Moby-Dick Chapter 2: The Carpet-Bag Summary

  • Ishmael packs a few things into a carpetbag (carpetbags were used stereotypically by people who traveled often) and heads from Manhattan to New Bedford, Massachusetts.
  • He intends to take the ferry from here to Nantucket, but he’s too late. He’s stuck in New Bedford for the night.
  • Ishmael explains that New Bedford is becoming the new center of the whaling trade, but he’d rather sail from Nantucket, because that place has older and more prestigious connections with whaling. Ishmael’s a bit of a snob.

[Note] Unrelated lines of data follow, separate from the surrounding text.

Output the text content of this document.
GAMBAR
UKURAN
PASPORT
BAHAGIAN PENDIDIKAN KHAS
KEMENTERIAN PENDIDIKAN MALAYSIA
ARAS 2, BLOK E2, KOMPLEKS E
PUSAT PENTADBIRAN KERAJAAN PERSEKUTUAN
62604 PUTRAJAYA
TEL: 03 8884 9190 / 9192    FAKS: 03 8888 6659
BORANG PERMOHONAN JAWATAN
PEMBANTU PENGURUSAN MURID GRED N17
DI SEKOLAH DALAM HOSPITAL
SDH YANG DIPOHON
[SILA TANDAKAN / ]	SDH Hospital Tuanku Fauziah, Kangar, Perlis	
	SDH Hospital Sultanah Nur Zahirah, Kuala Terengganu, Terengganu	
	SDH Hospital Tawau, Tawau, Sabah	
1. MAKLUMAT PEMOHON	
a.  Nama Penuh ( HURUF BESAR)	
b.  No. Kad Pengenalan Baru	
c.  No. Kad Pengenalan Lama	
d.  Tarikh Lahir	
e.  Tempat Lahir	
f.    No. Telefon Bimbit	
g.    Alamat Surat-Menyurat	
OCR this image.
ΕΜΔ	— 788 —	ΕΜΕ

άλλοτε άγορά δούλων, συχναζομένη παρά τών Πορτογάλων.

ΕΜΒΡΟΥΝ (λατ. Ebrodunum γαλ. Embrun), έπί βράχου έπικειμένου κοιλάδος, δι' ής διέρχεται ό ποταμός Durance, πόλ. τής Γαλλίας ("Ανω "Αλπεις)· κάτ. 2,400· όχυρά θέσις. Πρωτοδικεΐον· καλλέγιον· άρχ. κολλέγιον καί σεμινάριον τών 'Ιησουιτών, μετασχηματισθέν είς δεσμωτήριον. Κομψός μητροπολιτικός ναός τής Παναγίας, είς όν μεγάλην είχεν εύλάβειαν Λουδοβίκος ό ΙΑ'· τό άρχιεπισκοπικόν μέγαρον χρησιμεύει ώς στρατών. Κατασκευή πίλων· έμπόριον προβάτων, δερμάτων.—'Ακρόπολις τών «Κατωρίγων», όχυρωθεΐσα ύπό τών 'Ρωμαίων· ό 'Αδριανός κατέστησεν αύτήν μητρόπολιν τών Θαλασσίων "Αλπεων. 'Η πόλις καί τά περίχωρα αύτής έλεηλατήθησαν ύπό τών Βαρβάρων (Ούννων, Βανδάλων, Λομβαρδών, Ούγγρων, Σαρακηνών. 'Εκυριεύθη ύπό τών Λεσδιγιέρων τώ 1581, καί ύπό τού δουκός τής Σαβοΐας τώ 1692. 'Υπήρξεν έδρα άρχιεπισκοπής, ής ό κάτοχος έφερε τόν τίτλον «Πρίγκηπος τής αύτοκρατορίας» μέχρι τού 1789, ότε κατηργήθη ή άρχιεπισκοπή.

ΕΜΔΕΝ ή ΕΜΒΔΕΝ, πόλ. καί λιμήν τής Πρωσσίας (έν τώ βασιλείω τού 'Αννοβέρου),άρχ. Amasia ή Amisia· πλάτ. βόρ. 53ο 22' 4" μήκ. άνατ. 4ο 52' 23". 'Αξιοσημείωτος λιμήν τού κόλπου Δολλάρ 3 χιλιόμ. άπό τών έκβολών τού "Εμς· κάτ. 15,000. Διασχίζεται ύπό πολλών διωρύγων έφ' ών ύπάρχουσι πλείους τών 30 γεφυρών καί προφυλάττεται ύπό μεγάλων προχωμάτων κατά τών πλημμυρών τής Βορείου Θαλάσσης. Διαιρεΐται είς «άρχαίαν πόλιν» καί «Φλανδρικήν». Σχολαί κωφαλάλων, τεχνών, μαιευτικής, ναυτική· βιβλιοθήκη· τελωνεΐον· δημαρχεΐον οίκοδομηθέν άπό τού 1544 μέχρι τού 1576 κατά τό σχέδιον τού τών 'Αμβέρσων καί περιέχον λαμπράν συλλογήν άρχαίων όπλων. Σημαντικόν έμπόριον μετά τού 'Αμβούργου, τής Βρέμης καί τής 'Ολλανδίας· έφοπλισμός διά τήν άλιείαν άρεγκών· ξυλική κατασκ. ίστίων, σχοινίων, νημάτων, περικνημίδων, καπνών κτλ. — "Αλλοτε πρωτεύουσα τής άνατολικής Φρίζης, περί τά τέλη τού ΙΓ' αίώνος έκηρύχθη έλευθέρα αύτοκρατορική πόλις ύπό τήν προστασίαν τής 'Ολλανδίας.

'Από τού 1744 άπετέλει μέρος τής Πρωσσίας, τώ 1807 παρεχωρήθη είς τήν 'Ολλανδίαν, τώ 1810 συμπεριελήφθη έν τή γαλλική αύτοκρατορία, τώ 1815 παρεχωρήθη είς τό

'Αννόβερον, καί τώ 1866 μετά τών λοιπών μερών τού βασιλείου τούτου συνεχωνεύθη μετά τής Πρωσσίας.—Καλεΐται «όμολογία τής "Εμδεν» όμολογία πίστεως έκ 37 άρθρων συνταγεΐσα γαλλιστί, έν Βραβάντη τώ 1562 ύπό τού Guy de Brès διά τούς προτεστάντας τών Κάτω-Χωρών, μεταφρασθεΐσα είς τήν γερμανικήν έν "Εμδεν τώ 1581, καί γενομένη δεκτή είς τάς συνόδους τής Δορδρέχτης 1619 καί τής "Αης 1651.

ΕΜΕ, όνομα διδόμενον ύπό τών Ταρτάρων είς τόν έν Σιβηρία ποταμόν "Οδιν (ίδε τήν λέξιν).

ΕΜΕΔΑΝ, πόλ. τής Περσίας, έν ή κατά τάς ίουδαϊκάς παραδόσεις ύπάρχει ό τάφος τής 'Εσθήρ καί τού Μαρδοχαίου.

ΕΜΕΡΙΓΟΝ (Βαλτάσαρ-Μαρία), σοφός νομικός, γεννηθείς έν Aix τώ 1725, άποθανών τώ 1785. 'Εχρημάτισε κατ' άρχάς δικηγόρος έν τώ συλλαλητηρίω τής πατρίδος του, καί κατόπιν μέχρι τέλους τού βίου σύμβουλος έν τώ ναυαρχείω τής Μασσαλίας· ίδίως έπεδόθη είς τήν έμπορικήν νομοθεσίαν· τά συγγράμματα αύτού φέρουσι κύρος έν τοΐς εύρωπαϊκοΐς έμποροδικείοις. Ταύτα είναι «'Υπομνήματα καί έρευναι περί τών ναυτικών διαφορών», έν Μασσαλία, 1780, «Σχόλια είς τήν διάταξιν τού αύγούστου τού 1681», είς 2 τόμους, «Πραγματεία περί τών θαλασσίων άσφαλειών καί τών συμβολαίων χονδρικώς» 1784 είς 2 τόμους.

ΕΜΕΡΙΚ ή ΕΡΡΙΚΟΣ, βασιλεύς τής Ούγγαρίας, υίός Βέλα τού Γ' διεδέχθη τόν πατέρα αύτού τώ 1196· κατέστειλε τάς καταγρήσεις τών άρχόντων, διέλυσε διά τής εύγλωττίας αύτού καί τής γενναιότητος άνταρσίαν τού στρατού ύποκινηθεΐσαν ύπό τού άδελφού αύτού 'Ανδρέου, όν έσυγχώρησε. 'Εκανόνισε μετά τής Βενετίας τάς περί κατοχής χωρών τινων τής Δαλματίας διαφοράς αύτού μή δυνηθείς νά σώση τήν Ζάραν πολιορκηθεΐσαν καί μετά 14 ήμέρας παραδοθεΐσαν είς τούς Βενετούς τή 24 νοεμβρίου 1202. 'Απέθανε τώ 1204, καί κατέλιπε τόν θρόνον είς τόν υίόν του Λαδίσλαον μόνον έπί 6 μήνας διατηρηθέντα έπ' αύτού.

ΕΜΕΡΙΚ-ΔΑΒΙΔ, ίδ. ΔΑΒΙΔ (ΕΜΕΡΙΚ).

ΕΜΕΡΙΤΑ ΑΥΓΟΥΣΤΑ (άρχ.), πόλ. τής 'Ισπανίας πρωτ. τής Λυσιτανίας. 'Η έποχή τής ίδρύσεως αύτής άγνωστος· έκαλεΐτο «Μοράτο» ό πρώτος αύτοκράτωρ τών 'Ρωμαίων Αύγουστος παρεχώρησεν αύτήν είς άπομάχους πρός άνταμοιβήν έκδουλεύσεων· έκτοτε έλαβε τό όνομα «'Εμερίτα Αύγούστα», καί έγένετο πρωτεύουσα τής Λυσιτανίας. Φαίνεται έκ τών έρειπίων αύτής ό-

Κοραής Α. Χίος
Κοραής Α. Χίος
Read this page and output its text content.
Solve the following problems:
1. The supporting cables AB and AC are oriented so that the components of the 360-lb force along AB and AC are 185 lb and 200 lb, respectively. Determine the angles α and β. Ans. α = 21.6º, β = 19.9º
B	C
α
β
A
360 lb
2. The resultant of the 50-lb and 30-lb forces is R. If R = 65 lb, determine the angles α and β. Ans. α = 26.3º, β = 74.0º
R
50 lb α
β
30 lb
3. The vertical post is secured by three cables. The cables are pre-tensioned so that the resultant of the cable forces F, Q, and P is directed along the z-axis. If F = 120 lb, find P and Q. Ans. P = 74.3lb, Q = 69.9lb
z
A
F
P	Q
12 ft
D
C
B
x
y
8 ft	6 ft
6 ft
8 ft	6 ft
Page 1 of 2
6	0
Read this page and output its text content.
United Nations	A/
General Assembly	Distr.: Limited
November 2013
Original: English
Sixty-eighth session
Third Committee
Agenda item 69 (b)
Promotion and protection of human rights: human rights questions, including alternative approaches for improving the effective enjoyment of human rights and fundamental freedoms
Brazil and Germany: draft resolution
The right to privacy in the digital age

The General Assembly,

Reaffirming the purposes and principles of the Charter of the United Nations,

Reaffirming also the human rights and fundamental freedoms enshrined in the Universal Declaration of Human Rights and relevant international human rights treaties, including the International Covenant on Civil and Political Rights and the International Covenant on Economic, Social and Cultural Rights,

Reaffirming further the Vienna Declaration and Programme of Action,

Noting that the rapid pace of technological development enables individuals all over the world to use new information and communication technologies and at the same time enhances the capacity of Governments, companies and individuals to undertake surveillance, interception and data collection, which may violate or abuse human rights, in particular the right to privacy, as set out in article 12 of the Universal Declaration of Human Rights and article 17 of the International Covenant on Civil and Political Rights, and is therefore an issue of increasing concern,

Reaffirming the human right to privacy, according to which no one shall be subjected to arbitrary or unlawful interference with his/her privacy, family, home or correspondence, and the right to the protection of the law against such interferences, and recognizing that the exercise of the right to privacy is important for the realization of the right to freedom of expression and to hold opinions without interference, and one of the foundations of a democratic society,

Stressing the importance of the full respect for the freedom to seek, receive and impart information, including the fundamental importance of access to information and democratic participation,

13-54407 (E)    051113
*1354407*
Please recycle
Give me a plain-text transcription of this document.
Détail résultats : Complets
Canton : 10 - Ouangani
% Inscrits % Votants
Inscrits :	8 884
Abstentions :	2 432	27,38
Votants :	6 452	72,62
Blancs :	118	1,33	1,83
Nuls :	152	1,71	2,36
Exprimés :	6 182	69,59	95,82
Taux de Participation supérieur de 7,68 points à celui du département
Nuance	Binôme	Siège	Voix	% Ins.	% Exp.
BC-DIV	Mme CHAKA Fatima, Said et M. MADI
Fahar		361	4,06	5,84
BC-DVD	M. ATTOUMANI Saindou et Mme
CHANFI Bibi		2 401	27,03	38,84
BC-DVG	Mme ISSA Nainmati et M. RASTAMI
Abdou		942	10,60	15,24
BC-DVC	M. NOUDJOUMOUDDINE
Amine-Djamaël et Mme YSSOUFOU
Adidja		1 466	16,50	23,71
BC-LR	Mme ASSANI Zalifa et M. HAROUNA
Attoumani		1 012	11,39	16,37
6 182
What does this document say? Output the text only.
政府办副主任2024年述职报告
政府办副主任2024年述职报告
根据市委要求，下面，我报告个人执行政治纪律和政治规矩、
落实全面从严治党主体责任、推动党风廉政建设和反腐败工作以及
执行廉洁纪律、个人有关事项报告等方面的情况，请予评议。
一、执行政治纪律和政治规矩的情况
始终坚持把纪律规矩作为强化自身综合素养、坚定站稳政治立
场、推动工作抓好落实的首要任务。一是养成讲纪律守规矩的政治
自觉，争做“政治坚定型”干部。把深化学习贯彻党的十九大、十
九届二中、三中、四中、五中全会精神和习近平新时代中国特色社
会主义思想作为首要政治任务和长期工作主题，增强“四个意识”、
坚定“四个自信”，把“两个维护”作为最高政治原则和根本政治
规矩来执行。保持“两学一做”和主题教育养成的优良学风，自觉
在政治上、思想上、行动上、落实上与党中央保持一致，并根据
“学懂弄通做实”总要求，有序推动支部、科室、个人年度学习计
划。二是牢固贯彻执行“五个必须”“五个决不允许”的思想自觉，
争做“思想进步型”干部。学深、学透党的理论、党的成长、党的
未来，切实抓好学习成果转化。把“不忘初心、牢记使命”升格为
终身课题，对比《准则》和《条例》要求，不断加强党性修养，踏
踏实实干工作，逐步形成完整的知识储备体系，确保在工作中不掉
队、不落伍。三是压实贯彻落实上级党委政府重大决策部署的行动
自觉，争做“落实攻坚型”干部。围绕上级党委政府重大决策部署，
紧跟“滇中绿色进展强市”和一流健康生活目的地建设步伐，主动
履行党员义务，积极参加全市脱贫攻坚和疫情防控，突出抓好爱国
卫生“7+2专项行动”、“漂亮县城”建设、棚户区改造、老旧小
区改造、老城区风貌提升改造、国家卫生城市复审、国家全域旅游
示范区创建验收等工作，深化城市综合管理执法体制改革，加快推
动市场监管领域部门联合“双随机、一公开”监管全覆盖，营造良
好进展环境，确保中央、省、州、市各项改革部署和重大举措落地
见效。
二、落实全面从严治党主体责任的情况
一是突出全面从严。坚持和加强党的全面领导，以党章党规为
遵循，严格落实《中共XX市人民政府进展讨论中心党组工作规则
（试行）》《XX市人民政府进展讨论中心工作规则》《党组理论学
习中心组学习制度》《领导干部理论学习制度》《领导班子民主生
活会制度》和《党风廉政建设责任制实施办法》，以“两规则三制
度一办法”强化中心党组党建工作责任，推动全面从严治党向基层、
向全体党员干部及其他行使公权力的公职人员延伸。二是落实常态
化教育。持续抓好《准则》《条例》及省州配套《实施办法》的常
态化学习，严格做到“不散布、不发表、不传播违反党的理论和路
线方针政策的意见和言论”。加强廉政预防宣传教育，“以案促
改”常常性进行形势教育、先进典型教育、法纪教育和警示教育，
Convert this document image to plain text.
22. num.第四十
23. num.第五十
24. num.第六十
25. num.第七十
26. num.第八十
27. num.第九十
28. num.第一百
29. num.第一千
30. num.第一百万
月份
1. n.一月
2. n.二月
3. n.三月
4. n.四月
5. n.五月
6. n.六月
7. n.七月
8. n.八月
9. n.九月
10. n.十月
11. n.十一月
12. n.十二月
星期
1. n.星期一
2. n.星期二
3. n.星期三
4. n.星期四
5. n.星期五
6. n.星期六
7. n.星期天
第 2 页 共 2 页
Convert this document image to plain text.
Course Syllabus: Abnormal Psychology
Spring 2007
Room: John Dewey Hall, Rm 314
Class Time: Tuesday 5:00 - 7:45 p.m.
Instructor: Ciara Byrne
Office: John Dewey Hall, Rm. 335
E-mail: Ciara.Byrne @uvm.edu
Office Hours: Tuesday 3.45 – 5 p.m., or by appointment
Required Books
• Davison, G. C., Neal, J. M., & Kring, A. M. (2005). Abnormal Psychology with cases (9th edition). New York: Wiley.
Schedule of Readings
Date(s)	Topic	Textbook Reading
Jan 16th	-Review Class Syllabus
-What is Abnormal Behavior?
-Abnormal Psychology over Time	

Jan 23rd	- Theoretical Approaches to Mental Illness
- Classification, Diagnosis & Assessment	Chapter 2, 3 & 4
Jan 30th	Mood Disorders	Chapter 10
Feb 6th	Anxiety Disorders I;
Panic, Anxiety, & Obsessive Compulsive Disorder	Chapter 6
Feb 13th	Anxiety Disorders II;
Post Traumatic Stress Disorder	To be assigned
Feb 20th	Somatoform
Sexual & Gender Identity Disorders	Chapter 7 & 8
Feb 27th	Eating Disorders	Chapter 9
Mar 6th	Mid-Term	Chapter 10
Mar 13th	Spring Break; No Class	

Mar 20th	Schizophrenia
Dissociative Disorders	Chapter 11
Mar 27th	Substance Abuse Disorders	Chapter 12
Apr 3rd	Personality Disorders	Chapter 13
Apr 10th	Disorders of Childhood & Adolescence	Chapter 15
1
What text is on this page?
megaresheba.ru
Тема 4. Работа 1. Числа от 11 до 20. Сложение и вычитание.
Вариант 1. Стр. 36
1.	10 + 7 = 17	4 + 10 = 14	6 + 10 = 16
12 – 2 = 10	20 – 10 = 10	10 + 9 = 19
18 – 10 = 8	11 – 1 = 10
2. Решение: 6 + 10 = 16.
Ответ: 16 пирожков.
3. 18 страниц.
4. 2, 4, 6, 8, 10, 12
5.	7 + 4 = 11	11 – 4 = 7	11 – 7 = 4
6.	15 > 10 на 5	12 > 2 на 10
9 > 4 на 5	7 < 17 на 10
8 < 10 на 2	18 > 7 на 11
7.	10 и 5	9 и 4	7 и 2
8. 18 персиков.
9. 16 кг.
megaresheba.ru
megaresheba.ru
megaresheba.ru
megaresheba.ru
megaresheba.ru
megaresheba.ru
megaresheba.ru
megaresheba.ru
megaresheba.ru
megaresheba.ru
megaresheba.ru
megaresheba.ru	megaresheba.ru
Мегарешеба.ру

  • Sadly, Ishmael doesn’t have much money, so he wanders around for a long time looking for the cheapest possible place to spend the night.
  • Ishmael wanders into the poorest, most deserted streets near the water, rejecting "The Crossed Harpoons" and "The Sword-Fish Inn" as too expensive.
  • He goes into what he thinks might be a cheap inn, but it turns out to be "a n***o church" (2.6).
  • Finally Ishmael finds a place called "The Spouter Inn," run by someone unfortunately named Peter Coffin. (Bad omen? You decide.)
  • The Spouter Inn is sort of New Bedford’s version of the fleabag motel—it looks run-down, but it’ll get the job done cheaply.
  • Before Ishmael enters "The Spouter Inn," he spends a moment feeling sorry for himself and brooding about the difference between cold wind when you’re looking out of your warm house at it and cold wind when you’re standing right in the middle of it.
  • Then, he snaps himself out of this self-indulgent attitude and heads on in.